- Born: January 3, 1880 New York City, U.S.
- Died: April 4, 1947 (aged 67) New York, U.S.
- Occupation: Writer
- Spouse: Barbara
- Children: 1

= Henry Church =

American writer and patron of the arts (1880–1947)

Henry Church (January 3, 1880 – April 4, 1947) was an American writer and patron of the arts.

==Early life==
Henry Church was born on January 3, 1880, in Brooklyn, New York. He came from an old New England family, one of his ancestors having come to America on the Mayflower. His father James A. Church was a pharmacist at the family firm of Church and Dwight, which owned exclusive rights to the sale of bicarbonate of soda in the United States, marketing it as "baking soda" under the brand name Arm & Hammer. Henry Church would inherit money, estimated at US$90 million in today's dollars, which would later enable him to quit the family business and dedicate himself to writing and patronage of the arts.

==Young adulthood==
Church first went to Europe in 1901 to study, living in Munich, Geneva and Paris. He returned to the U.S. in 1905. He then married and had a daughter. He returned to Europe again in 1910, living in Paris until 1912. On his third return to Europe in 1921 he was accompanied by his second wife Barbara, who was born in Bavaria and whose father was a wealthy coal merchant.

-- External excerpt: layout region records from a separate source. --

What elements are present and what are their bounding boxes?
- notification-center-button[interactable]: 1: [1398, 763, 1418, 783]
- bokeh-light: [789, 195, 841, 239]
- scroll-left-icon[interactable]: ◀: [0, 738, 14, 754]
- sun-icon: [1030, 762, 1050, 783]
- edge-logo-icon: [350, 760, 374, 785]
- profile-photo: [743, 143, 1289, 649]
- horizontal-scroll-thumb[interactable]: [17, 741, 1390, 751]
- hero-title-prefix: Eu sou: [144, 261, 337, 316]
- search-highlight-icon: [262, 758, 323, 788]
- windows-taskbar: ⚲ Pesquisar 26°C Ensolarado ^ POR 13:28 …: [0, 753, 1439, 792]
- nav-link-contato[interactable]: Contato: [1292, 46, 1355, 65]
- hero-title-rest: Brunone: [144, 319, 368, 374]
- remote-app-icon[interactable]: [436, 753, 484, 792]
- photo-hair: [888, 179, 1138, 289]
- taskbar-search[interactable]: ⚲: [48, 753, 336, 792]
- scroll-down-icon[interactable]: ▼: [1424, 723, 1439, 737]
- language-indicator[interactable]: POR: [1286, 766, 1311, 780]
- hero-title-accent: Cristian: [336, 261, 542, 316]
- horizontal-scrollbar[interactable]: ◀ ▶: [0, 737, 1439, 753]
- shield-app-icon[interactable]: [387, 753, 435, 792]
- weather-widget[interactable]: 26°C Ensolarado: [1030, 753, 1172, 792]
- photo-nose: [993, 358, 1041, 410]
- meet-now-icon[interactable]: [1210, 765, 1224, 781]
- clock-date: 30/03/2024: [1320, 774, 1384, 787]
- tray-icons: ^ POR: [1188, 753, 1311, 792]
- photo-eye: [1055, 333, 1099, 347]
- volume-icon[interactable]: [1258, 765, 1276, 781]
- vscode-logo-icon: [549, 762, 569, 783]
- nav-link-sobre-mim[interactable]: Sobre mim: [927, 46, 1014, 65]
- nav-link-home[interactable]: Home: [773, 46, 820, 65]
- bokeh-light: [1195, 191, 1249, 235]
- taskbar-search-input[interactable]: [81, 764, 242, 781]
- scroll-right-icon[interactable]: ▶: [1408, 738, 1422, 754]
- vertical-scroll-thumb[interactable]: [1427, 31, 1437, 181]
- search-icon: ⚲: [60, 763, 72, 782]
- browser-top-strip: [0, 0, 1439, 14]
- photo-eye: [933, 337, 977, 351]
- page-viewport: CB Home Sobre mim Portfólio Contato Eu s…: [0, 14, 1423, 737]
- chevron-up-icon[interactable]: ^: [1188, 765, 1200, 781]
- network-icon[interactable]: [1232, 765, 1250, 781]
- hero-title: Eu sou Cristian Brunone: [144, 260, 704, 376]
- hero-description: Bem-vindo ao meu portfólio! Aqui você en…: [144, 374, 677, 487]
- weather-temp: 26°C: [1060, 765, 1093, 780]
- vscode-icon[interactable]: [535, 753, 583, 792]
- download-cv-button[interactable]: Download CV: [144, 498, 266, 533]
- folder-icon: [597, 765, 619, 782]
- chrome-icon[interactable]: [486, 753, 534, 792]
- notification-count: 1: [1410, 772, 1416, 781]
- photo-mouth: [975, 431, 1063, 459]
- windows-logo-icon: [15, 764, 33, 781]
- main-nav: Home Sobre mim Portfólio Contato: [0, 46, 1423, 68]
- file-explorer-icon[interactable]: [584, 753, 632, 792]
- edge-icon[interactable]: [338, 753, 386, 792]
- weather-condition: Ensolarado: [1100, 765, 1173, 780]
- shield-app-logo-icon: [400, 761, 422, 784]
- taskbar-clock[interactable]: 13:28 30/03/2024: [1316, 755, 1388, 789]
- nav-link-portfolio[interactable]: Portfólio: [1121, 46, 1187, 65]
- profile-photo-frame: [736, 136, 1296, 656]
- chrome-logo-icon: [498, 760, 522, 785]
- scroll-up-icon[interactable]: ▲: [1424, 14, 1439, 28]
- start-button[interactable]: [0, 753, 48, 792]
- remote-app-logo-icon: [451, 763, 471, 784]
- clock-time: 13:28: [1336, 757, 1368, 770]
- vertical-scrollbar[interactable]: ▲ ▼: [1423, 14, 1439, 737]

Henry and Barbara settled into a large villa in Ville-d'Avray, a posh suburb of Paris, which was composed of three older houses reconstructed and redesigned by the modernist architect Le Corbusier. They dabbled in art collecting and literary patronage, including the publication of Church's own work, written in French. However, Church soon felt he was being taken advantage of, and eventually he hired a financial advisor to help structure his further patronage of the arts.

==1930s==
In the 1930s, Henry met the influential Paris editor Jean Paulhan, who at that time was the editor in chief of the Nouvelle Revue Française (NRF). Church enabled Paulhan to found his own literary journal, Mesures, a quarterly that ran from 1935 to 1940. Church officially edited Mesures (to avoid giving Paulhan the appearance of a conflict with the NRF), but Paulhan secretly recommended all the contributions and directed the editorial work. Church nonetheless had an active role in the selection committee.

Mesures did not sell well, and in 1938 Church noted in a letter to Paulhan that each issue cost 30,000 francs to produce but produced an income of only 1,000 francs. Henri Michaux, a member of the journal's selection committee, wrote to Paulhan in 1939:

Why don't you finally lay out the truth for Mr. Church, who claims to be seeking it? Tell him the reason his magazine doesn't sell is that it's boring. There are never any surprizes. And if for once someone submits something amusing, even something uniquely amusing, you see the result [i.e. rejection by Church].

Despite this criticism, Paulhan was proud of the journal. In 1937, its third year, he wrote in a letter:

It seems to me that I can be proud of Mesures; it is the handsomest magazine in Europe. Maybe its positions are a little inflexible, but they are never low. Maybe it is a bit esoteric, but no review of pure literature can avoid being so from time to time. The truth is that the journals and little magazines of Geneva, Brussels, London, and New York often say that Mesures does honor to France; the French press, however, says this sort of thing more seldom.

==Later life==
On July 11, 1939, the Churches left France for America in order to flee World War II. They took up residence in the Plaza hotel in New York. Mesures continued to publish, with Henry's support, until the German invasion closed the printing press they had been using. The last issue came out in April 1940. Church also subsidized some of the contributors to Mesures during the war years, for as long as money continued to circulate between the U.S. and occupied France.

Church and Wallace Stevens then tried to persuade Paulhan to move to the United States, discussing the possibility of Church funding a chair in poetry at Harvard University to which they proposed to nominate Paulhan. The plan was never realized, however.

Church then contributed to the Creative Arts Program at Princeton University. One of his contributions was to fund a series of lectures, at which Wallace Stevens read a piece which gave rise to his long poem "Notes Towards a Supreme Fiction" (1942), which is dedicated to Church. Although Church wrote poetry himself, he never shared it with Stevens.

The Churches returned to Paris in 1946, finding their villa in bad condition after having been occupied by German troops. They returned to New York in early 1947, where Henry died unexpectedly on Good Friday (that year April 4), of a heart attack. His death prompted Wallace Stevens to write the poem "The Owl in the Sarcophagus".

==Works==
- Les Clowns, with drawings by Georges Rouault, editions des Deux Amis, 1922.
- Indésirables, Librairie de France, collections des Deux Amis, 1922.
- L'indifférente, Hors commerce, Paris, 1929
- Vasthi. Tragi-comédie, en un acte, tirée du livre d'Esther et adaptée pour un théatre de marionnettes, Hors Commerce, Paris, 1929.